Les leaders chrétiens, à l’exception de Gebran Bassil, ont fait part à Bkerké de leur refus de participer à la réunion inter-chrétienne – qu’elle regroupe le cercle restreint des dirigeants ou la totalité des députés chrétiens – pour s’entendre sur la présidentielle. Ceux-ci ne souhaitent pas faire d’une échéance nationale une échéance chrétienne et faire porter à Bkerké et à la communauté chrétienne la responsabilité du blocage dû à l’absence d’accord, ce qui reviendrait à dédouaner, de ce fait, "l’axe de la résistance", plus particulièrement le Hezbollah.

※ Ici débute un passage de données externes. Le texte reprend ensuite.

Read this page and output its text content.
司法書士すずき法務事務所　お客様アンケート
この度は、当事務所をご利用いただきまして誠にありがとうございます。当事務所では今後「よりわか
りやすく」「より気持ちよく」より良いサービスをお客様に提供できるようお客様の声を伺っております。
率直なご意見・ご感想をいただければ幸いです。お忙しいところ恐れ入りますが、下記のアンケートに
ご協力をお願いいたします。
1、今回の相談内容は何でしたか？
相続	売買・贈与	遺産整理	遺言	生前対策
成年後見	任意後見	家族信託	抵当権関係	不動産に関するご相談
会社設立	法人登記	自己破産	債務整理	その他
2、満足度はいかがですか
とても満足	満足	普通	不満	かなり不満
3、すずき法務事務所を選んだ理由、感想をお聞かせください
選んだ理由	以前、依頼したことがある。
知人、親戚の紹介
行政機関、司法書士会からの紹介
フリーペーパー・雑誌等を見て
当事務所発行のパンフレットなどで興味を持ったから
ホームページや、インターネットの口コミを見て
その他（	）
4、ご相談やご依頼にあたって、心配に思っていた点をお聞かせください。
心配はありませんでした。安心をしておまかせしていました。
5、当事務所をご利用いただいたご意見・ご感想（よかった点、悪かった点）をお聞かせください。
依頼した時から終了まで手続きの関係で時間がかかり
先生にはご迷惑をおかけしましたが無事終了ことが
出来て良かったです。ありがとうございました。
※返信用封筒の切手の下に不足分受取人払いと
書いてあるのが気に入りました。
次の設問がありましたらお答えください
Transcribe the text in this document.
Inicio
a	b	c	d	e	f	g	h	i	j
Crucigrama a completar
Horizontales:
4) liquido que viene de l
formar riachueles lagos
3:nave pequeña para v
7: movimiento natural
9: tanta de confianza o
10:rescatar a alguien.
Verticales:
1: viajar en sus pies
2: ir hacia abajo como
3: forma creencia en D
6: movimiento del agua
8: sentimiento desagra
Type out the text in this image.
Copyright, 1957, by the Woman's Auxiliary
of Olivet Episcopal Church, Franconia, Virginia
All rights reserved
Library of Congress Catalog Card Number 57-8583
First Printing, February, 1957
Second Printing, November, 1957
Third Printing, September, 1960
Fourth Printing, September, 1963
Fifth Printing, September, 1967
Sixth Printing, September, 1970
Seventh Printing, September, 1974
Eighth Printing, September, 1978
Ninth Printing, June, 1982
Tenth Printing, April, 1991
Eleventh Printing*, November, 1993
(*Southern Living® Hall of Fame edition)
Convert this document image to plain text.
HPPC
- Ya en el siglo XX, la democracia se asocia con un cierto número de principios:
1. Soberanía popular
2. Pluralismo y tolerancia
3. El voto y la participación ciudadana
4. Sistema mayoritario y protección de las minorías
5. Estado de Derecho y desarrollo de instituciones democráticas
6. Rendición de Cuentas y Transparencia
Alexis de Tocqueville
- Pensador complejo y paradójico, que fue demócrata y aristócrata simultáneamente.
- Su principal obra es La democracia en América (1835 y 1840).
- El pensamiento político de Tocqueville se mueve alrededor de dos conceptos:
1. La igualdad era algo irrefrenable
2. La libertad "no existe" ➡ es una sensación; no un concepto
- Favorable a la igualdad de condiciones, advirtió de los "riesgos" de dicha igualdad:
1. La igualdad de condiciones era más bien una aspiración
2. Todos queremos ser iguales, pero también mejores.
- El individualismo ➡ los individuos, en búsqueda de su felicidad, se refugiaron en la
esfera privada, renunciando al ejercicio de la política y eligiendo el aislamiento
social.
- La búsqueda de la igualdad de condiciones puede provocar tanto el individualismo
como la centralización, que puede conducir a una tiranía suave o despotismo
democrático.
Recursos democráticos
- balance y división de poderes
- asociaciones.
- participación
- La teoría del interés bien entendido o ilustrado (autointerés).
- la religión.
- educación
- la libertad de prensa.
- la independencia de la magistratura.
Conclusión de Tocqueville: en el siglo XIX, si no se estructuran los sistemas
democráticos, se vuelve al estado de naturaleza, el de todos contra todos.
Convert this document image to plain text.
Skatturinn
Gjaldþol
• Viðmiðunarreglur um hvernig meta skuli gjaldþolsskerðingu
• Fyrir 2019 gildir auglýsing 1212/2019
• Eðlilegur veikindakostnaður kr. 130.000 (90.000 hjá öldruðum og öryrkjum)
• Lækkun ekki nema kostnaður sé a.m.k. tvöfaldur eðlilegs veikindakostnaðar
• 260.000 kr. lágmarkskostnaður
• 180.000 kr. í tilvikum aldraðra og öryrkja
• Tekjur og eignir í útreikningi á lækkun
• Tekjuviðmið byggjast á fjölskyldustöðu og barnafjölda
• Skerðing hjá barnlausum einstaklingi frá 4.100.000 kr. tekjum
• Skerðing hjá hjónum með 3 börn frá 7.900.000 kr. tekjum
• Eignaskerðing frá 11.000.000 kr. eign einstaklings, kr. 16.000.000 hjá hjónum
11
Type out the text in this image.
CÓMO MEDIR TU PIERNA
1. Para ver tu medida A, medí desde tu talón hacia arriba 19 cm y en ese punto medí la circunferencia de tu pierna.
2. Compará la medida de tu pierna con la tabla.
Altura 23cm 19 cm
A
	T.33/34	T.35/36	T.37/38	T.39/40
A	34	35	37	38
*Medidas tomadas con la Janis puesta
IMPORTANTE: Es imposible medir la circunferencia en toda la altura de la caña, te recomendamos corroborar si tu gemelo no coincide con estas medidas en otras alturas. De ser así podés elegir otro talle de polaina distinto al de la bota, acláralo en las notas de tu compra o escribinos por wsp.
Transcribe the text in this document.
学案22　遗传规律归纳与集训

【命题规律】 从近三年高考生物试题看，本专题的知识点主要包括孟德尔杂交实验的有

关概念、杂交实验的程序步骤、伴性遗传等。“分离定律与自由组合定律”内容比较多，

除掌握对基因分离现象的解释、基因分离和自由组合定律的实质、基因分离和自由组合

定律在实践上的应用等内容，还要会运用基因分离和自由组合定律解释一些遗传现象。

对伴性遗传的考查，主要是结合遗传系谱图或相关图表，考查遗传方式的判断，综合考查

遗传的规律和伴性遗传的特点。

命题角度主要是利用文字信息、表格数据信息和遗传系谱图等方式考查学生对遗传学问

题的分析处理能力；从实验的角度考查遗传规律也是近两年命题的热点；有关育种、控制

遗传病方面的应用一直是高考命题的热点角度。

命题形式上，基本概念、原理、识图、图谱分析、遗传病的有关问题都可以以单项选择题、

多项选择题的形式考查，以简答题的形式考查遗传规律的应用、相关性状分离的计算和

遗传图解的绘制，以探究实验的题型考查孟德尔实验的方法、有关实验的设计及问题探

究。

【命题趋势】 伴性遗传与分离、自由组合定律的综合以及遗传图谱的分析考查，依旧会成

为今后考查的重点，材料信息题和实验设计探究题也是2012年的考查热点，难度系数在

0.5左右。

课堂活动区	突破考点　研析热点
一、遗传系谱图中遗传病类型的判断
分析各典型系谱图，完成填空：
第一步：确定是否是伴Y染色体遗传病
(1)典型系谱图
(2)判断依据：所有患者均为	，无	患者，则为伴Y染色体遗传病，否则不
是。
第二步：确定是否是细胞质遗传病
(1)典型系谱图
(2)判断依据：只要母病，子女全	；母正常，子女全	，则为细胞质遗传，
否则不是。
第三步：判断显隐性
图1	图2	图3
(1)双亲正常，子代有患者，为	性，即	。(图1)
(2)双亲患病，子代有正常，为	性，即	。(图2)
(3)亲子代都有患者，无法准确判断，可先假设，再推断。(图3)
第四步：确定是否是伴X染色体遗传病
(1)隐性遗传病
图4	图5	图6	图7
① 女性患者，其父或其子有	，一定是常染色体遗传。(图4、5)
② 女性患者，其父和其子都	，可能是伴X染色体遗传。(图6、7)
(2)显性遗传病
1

L’évêque Antoine Bou Najem, chargé par le patriarche de sonder la position des dirigeants chrétiens concernant l’échéance – dans le cadre d’une mission baptisée "que devons-nous faire pour élire un président" – n’a pas manqué de cacher son mécontentement vis-à-vis des informations divulguées par les médias au sujet de sa mission, qu’il voulait garder secrète pour garantir sa réussite. Mgr Bou Najem a entamé sa tournée auprès des quatre principaux partis chrétiens (les Forces libanaises, le Courant patriotique libre, les Kataëb et le parti des Marada), avant d’étendre ses visites au bloc Moawad, au Parti national libéral (PNL), au Bloc national et aux indépendants.

La mission du prélat s’est limitée à quelques questions pour clarifier les différentes positions, sans pour autant mettre un nom en avant. Selon certaines sources, les positions prises seraient évidentes et n’auraient pas changé depuis le début de la mission. À l’origine, l’idée de ces concertations est venue à l’esprit du chef du CPL, Gebran Bassil, il y a deux ans et l’a communiquée au patriarche. L’initiative a été bien accueillie par Bkerké, le patriarche souhaitant qu’au sortir de la rencontre interchrétienne, une liste de noms soit proposée. À en croire des milieux proches des Forces libanaises, M. Bassil envisagerait de profiter de cette réunion pour se renflouer sur la scène politique, prouver qu’il n’est pas isolé politiquement et montrer que les leaders chrétiens peuvent s’accorder autour d’un même président. M. Bassil se servirait de cette carte pour contrer les actions du Hezbollah à son égard, soulignent les milieux du CPL.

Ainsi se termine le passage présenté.